FIG. 1 is an exemplary perspective view showing the inside of an HDD according to an embodiment of the present invention;

FIG. 2 shows the carriage assembly and F of the HDD.
FIG. 3 is a perspective view showing a PC unit.

FIG. 3 is a sectional view taken along line AA of FIG. 2;

FIG. 4 is a cross-sectional view of a reinforcing plate according to a modification of the present invention.

[Explanation of symbols]

 DESCRIPTION OF SYMBOLS 10 ... Case 12a, 12b ... Magnetic disk 14 ... Carriage assembly 16 ... Voice coil motor 17 ... FPC unit 18 ... Bearing assembly 22 ... Magnetic head assembly 26 ... Magnetic head 28 ... Head signal line 32 ... FPC 32a ... Connection end part 32b ... base end part 34 ... reinforcing plate 36 ... signal line 40 ... head IC 50 ... base material 52 ... surface layer 54 ... adhesive layer

Claims (10)

[Claims] 1. A case, a drive motor provided in the case and supporting and rotating the magnetic disk, a magnetic head for recording and reproducing information on and from the magnetic disk, A flexible assembly having a carriage assembly that movably supports the magnetic head with respect to the magnetic disk, a connection end attached to the carriage assembly and connected to the magnetic head, and a base end on which circuit components are mounted. A flexible printed circuit board unit comprising: a printed circuit board; and a reinforcing member fixed to the base end and attached to the case, wherein the reinforcing member has at least an exposed surface having a volume resistance. Rate 10 ²
A magnetic disk drive formed to have a thickness of from 10 to 10 ⁹ Ωcm. 2. The reinforcing member has a base made of metal and a surface layer covering the base, and the surface layer is formed of a material having a volume resistivity of 10 ² to 10 ⁹ Ωcm. 2. The magnetic disk drive according to claim 1, wherein: 3. The reinforcing member has a substrate formed of an insulating resin and a surface layer covering the substrate, wherein the surface layer has a volume resistivity of 10 ² to 10 ⁹ Ωcm. 2. The magnetic disk drive according to claim 1, wherein the magnetic disk drive is formed of a material having the same. 4. The surface layer is formed of any one of a conductive plastic film using a conductive polymer or a conductive filler, and a conductive paint film using a conductive filler. 4. The magnetic disk drive according to claim 2, wherein: 5. The magnetic disk drive according to claim 1, wherein the reinforcing member is entirely formed of a conductive plastic having a volume resistivity of 10 ² to 10 ⁹ Ωcm. 6. A flexible printed circuit board unit for electrically connecting a magnetic head to a circuit component in a magnetic disk drive, comprising: a connection end connected to the magnetic head; and a base end on which the circuit component is mounted.

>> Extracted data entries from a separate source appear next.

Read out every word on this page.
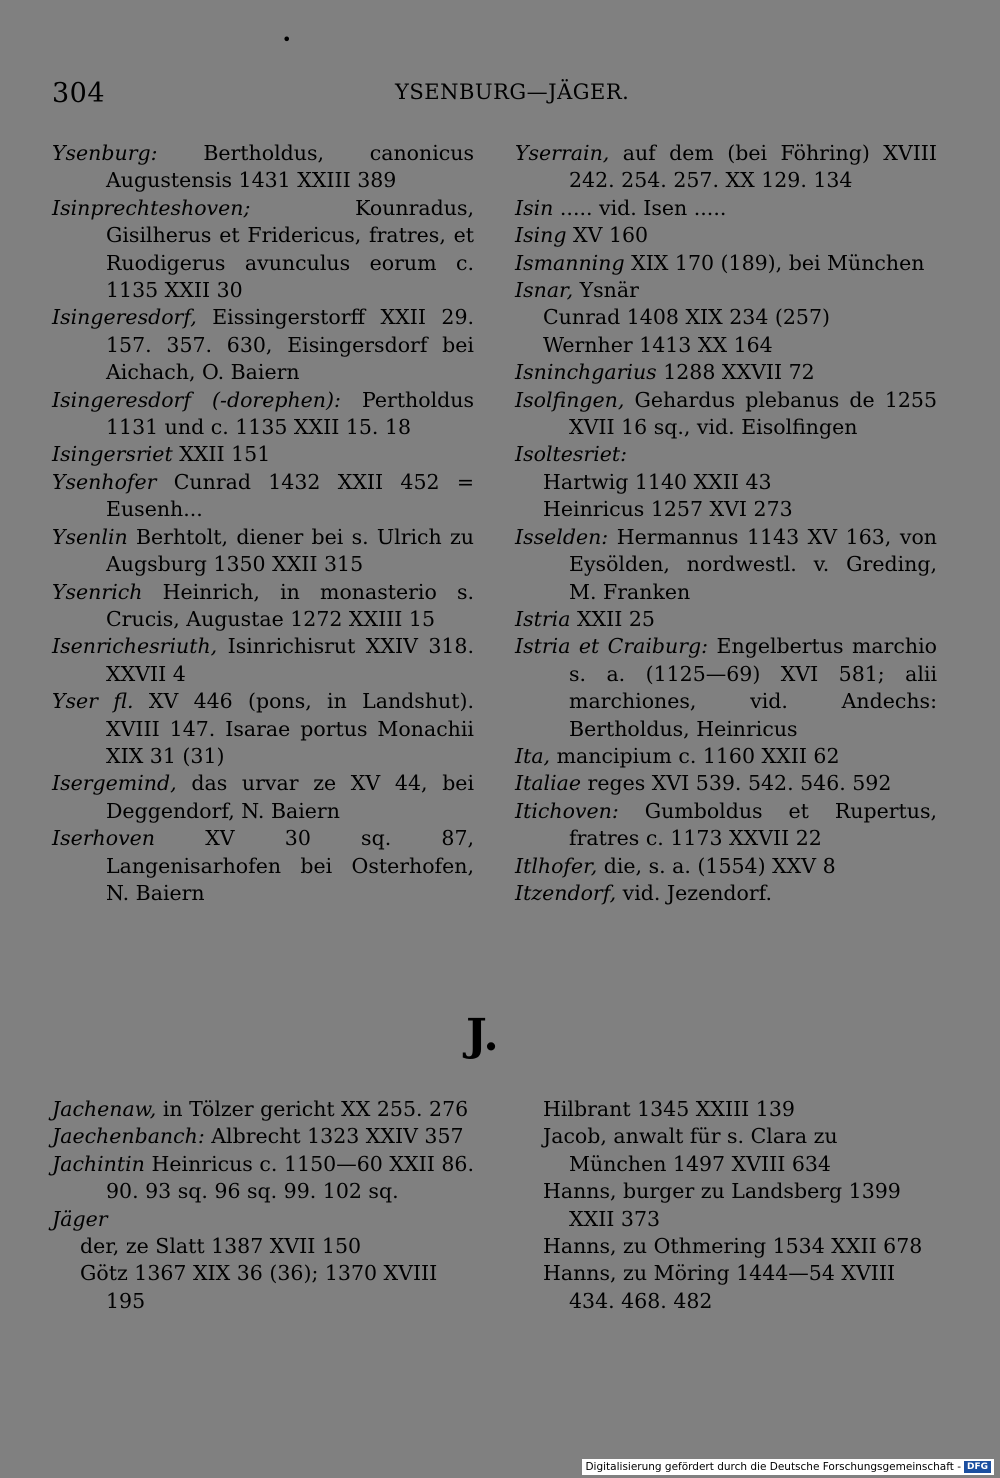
•
304	YSENBURG—JÄGER.
Ysenburg: Bertholdus, canonicus Augustensis 1431 XXIII 389
Isinprechteshoven; Kounradus, Gisilherus et Fridericus, fratres, et Ruodigerus avunculus eorum c. 1135 XXII 30
Isingeresdorf, Eissingerstorff XXII 29. 157. 357. 630, Eisingersdorf bei Aichach, O. Baiern
Isingeresdorf (-dorephen): Pertholdus 1131 und c. 1135 XXII 15. 18
Isingersriet XXII 151
Ysenhofer Cunrad 1432 XXII 452 = Eusenh...
Ysenlin Berhtolt, diener bei s. Ulrich zu Augsburg 1350 XXII 315
Ysenrich Heinrich, in monasterio s. Crucis, Augustae 1272 XXIII 15
Isenrichesriuth, Isinrichisrut XXIV 318. XXVII 4
Yser fl. XV 446 (pons, in Landshut). XVIII 147. Isarae portus Monachii XIX 31 (31)
Isergemind, das urvar ze XV 44, bei Deggendorf, N. Baiern
Iserhoven XV 30 sq. 87, Langenisarhofen bei Osterhofen, N. Baiern
Yserrain, auf dem (bei Föhring) XVIII 242. 254. 257. XX 129. 134
Isin ..... vid. Isen .....
Ising XV 160
Ismanning XIX 170 (189), bei München
Isnar, Ysnär
Cunrad 1408 XIX 234 (257)
Wernher 1413 XX 164
Isninchgarius 1288 XXVII 72
Isolfingen, Gehardus plebanus de 1255 XVII 16 sq., vid. Eisolfingen
Isoltesriet:
Hartwig 1140 XXII 43
Heinricus 1257 XVI 273
Isselden: Hermannus 1143 XV 163, von Eysölden, nordwestl. v. Greding, M. Franken
Istria XXII 25
Istria et Craiburg: Engelbertus marchio s. a. (1125—69) XVI 581; alii marchiones, vid. Andechs: Bertholdus, Heinricus
Ita, mancipium c. 1160 XXII 62
Italiae reges XVI 539. 542. 546. 592
Itichoven: Gumboldus et Rupertus, fratres c. 1173 XXVII 22
Itlhofer, die, s. a. (1554) XXV 8
Itzendorf, vid. Jezendorf.
J.
Jachenaw, in Tölzer gericht XX 255. 276
Jaechenbanch: Albrecht 1323 XXIV 357
Jachintin Heinricus c. 1150—60 XXII 86. 90. 93 sq. 96 sq. 99. 102 sq.
Jäger
der, ze Slatt 1387 XVII 150
Götz 1367 XIX 36 (36); 1370 XVIII 195
Hilbrant 1345 XXIII 139
Jacob, anwalt für s. Clara zu München 1497 XVIII 634
Hanns, burger zu Landsberg 1399 XXII 373
Hanns, zu Othmering 1534 XXII 678
Hanns, zu Möring 1444—54 XVIII 434. 468. 482
Digitalisierung gefördert durch die Deutsche Forschungsgemeinschaft - DFG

A flexible printed circuit board, and a reinforcing member fixed to the base end and attachable to the case of the magnetic disk drive, wherein the reinforcing member has at least an exposed surface with a volume resistivity of 10 ² to 10 ^9.
A flexible printed circuit board unit formed in Ωcm. 7. The reinforcing member has a base made of metal and a surface layer covering the base, and the surface layer is formed of a material having a volume resistivity of 10 ² to 10 ⁹ Ωcm. The flexible printed circuit board unit according to claim 6, wherein 8. The reinforcing member has a substrate formed of an insulating resin and a surface layer covering the substrate, wherein the surface layer has a volume resistivity of 10 ² to 10 ⁹ Ωcm. 7. The magnetic disk drive according to claim 6, wherein the magnetic disk drive is formed of a material having the same. 9. The method according to claim 1, wherein the surface layer is formed of one of a conductive plastic film using a conductive polymer or a conductive filler and a conductive paint film using a conductive filler. Item 7. The magnetic disk device according to item 7 or 8. 10. The magnetic disk drive according to claim 6, wherein the reinforcing member is entirely formed of a conductive plastic having a volume resistivity of 10 ² to 10 ⁹ Ωcm.